BPR
Binary Passage Retriever (BPR) is an efficient neural retrieval model for open-domain question answering. BPR integrates a learning-to-hash technique into Dense Passage Retriever (DPR) to represent the passage embeddings using compact binary codes rather than continuous vectors. It substantially reduces the memory size without a loss of accuracy tested on Natural Questions and TriviaQA datasets.
BPR was originally developed to improve the computational efficiency of the Sōseki question answering system submitted to the Systems under 6GB track in the NeurIPS 2020 EfficientQA competition. Please refer to our ACL 2021 paper for further technical details.
Installation
BPR can be installed using Poetry:
poetry install
The virtual environment automatically created by Poetry can be activated by poetry shell
.
Alternatively, you can install required libraries using pip:
pip install -r requirements.txt
Trained Models
(coming soon)
Reproducing Experiments
Before you start, you need to download the datasets available on the DPR website into <DPR_DATASET_DIR>
.
The experimental results on the Natural Questions dataset can be reproduced by running the commands provided in this section. We used a server with 8 NVIDIA Tesla V100 GPUs with 16GB memory in the experiments.
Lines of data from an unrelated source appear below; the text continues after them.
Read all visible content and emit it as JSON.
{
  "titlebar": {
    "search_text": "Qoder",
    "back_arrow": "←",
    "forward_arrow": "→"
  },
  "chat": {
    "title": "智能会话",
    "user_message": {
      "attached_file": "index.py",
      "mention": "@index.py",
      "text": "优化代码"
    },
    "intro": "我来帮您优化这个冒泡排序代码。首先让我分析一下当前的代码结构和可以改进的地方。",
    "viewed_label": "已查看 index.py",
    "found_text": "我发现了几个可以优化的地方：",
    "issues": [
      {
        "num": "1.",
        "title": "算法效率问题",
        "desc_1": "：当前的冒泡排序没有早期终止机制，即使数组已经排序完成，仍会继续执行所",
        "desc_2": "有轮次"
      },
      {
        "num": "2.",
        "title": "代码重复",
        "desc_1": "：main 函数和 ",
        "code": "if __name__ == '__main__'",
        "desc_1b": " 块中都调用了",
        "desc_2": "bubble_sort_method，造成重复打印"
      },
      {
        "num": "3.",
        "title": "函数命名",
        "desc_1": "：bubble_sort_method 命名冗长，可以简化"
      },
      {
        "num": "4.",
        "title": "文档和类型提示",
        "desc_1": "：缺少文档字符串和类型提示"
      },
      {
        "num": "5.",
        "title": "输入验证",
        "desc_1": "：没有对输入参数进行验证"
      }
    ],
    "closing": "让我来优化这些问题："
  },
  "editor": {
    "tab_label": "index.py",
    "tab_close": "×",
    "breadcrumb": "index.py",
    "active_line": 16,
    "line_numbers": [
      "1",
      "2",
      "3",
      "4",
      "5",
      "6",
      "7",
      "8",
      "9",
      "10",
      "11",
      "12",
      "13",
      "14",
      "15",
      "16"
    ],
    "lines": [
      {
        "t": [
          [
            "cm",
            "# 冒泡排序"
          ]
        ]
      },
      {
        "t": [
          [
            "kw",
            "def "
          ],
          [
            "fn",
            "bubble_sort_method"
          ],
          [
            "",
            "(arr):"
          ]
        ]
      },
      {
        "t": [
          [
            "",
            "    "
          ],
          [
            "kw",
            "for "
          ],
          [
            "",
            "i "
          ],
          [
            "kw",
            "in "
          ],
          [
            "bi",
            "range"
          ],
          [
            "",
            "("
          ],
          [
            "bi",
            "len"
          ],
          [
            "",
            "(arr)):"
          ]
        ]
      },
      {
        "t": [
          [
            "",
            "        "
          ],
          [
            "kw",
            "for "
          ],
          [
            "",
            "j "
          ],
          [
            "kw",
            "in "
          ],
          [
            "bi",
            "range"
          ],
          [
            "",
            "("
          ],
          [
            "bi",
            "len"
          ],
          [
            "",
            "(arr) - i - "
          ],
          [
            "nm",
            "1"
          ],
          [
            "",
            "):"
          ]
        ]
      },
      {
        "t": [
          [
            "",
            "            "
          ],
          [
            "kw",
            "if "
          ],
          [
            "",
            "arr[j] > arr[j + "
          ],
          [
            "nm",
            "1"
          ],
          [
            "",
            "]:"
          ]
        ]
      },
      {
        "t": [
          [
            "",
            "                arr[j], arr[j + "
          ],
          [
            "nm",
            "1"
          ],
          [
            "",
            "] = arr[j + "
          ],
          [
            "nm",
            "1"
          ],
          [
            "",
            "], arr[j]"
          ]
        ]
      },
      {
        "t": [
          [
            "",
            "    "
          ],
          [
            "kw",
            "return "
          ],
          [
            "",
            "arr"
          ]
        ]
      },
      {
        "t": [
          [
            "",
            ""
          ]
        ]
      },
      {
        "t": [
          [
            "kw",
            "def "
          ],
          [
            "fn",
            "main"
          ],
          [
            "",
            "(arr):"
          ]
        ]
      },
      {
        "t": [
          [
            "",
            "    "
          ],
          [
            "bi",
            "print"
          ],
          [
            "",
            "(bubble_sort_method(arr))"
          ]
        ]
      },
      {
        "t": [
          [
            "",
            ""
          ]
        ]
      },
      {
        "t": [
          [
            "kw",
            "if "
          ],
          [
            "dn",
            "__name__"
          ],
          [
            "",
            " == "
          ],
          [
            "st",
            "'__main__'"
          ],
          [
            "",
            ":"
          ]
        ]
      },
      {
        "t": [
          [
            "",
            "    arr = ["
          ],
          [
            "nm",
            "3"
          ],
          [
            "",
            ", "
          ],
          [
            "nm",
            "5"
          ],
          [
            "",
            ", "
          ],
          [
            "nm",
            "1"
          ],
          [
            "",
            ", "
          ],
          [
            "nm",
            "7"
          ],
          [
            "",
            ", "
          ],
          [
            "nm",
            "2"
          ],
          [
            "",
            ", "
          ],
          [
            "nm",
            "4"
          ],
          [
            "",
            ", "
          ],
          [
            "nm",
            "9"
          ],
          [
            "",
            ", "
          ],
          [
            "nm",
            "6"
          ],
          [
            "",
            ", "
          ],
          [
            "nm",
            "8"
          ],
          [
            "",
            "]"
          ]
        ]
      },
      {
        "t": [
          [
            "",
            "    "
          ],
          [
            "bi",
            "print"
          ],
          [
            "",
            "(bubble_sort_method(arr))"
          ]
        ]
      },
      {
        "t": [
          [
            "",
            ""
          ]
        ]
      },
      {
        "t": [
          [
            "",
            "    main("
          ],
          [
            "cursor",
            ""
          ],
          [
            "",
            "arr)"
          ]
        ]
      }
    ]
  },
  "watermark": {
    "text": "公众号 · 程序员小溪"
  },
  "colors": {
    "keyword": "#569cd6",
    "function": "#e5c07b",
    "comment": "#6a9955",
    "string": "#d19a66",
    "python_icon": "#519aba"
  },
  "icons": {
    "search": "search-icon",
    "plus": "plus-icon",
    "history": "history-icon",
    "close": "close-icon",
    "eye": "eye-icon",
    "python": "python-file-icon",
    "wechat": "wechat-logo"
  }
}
The results on the TriviaQA dataset can be reproduced by changing the file names of the input dataset to the corresponding ones (e.g., nq-train.json
-> trivia-train.json
).
1. Building passage database
python build_passage_db.py \
--passage_file=<DPR_DATASET_DIR>/wikipedia_split/psgs_w100.tsv \
--output_file=<PASSAGE_DB_FILE>
2. Training BPR
python train_biencoder.py \
--gpus=8 \
--distributed_backend=ddp \
--train_file=<DPR_DATASET_DIR>/retriever/nq-train.json \
--eval_file=<DPR_DATASET_DIR>/retriever/nq-dev.json \
--gradient_clip_val=2.0 \
--max_epochs=40 \
--binary
3. Building passage embeddings
python generate_embeddings.py \
--biencoder_file=<BPR_CHECKPOINT_FILE> \
--output_file=<EMBEDDING_FILE> \
--passage_db_file=<PASSAGE_DB_FILE> \
--batch_size=4096 \
--parallel
4. Evaluating BPR
python evaluate_retriever.py \
--binary_k=1000 \
--biencoder_file=<BPR_CHECKPOINT_FILE> \
--embedding_file=<EMBEDDING_FILE> \
--passage_db_file=<PASSAGE_DB_FILE> \
--qa_file=<DPR_DATASET_DIR>/retriever/qas/nq-test.csv \
--parallel
5. Creating dataset for reader
python evaluate_retriever.py \
--binary_k=1000 \
--biencoder_file=<BPR_CHECKPOINT_FILE> \
--embedding_file=<EMBEDDING_FILE> \
--passage_db_file=<PASSAGE_DB_FILE> \
--qa_file=<DPR_DATASET_DIR>/retriever/qas/nq-train.csv \
--output_file=<READER_TRAIN_FILE> \
--top_k=200 \
--parallel
python evaluate_retriever.py \
--binary_k=1000 \
--biencoder_file=<BPR_CHECKPOINT_FILE> \
--embedding_file=<EMBEDDING_FILE> \
--passage_db_file=<PASSAGE_DB_FILE> \
--qa_file=<DPR_DATASET_DIR>/retriever/qas/nq-dev.csv \
--output_file=<READER_DEV_FILE> \
--top_k=200 \
--parallel
python evaluate_retriever.py \
--binary_k=1000 \
--biencoder_file=<BPR_CHECKPOINT_FILE> \
--embedding_file=<EMBEDDING_FILE> \
--passage_db_file=<PASSAGE_DB_FILE> \
--qa_file==<DPR_DATASET_DIR>/retriever/qas/nq-test.csv \
--output_file=<READER_TEST_FILE> \
--top_k=200 \
--parallel
6. Training reader
python train_reader.py \
--gpus=8 \
--distributed_backend=ddp \
--train_file=<READER_TRAIN_FILE> \
--validation_file=<READER_DEV_FILE> \
--test_file=<READER_TEST_FILE> \
--learning_rate=2e-5 \
--max_epochs=20 \
--accumulate_grad_batches=4 \
--nq_gold_train_file=<DPR_DATASET_DIR>/gold_passages_info/nq_train.json \
--nq_gold_validation_file=<DPR_DATASET_DIR>/gold_passages_info/nq_dev.json \
--nq_gold_test_file=<DPR_DATASET_DIR>/gold_passages_info/nq_test.json \
--train_batch_size=1 \
--eval_batch_size=2 \
--gradient_clip_val=2.0
7. Evaluating reader
python evaluate_reader.py \
--gpus=8 \
--distributed_backend=ddp \
--checkpoint_file=<READER_CHECKPOINT_FILE> \
--eval_batch_size=1
License
This work is licensed under a Creative Commons Attribution-NonCommercial 4.0 International License.
Citation
If you find this work useful, please cite the following paper:
@inproceedings{yamada2021bpr,
title={Efficient Passage Retrieval with Hashing for Open-domain Question Answering},
author={Ikuya Yamada and Akari Asai and Hannaneh Hajishirzi},
booktitle={ACL},
year={2021}
}